Gilson L, Sen P D, Mohammed S, Mujinja P
London School of Hygiene and Tropical Medicine, UK.
Health Policy Plan. 1994 Mar;9(1):14-24. doi: 10.1093/heapol/9.1.14.
Non-governmental organizations (NGOs) have increasingly been promoted as alternative health care providers to the state, furthering the same goals but less hampered by government inefficiencies and resource constraints. However, the reality of NGO health care provision is more complex. Not only is the distinction between government and NGO providers sometimes difficult to determine because of their operational integration, but NGOs may also suffer from resource constraionts and management inefficiencies similar to those of government providers. Some registered NGOs operate as for-profit providers in practice. Policy development must reflect the strengths and weaknesses of NGOs in particular settings and should be built on NGO advantages over government in terms of resource mobilization, efficiency and/or quality. Policy development will always require a strong government presence in co-ordinating and regulating health care provision, and an NGO sector responsive to the policy goals of government.
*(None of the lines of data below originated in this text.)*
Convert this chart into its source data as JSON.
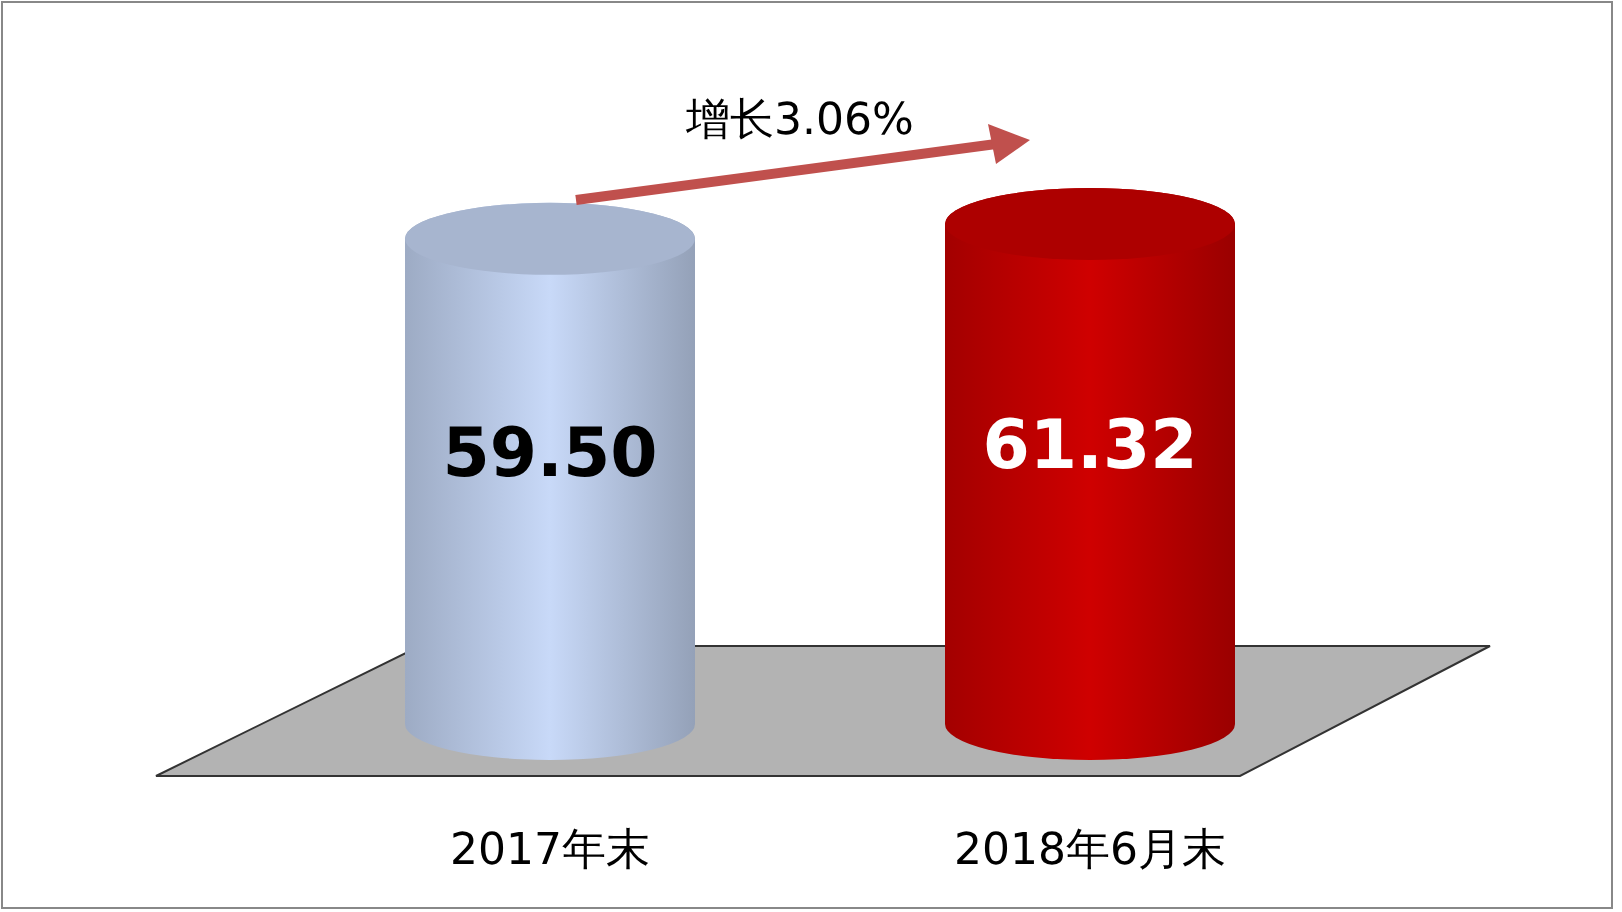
{
  "chart_data": {
    "type": "bar",
    "categories": [
      "2017年末",
      "2018年6月末"
    ],
    "values": [
      59.5,
      61.32
    ],
    "value_labels": [
      "59.50",
      "61.32"
    ],
    "colors": [
      "#b9c9e6",
      "#c00000"
    ],
    "annotations": [
      "增长3.06%"
    ]
  }
}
非政府组织(NGOs)越来越多地被宣传为国家医疗保健服务的替代提供者,它们追求相同的目标,但较少受到政府低效和资源限制的阻碍。然而,非政府组织提供医疗保健服务的实际情况更为复杂。由于政府与非政府组织提供者在运营上的整合,有时很难区分两者,而且非政府组织也可能面临与政府提供者类似的资源限制和管理低效问题。一些注册的非政府组织在实际运作中作为营利性提供者。政策制定必须反映非政府组织在特定环境中的优势和劣势,并且应该基于非政府组织在资源调动、效率和/或质量方面相对于政府的优势。政策制定始终需要政府强有力地参与协调和监管医疗保健服务的提供,以及一个响应政府政策目标的非政府组织部门。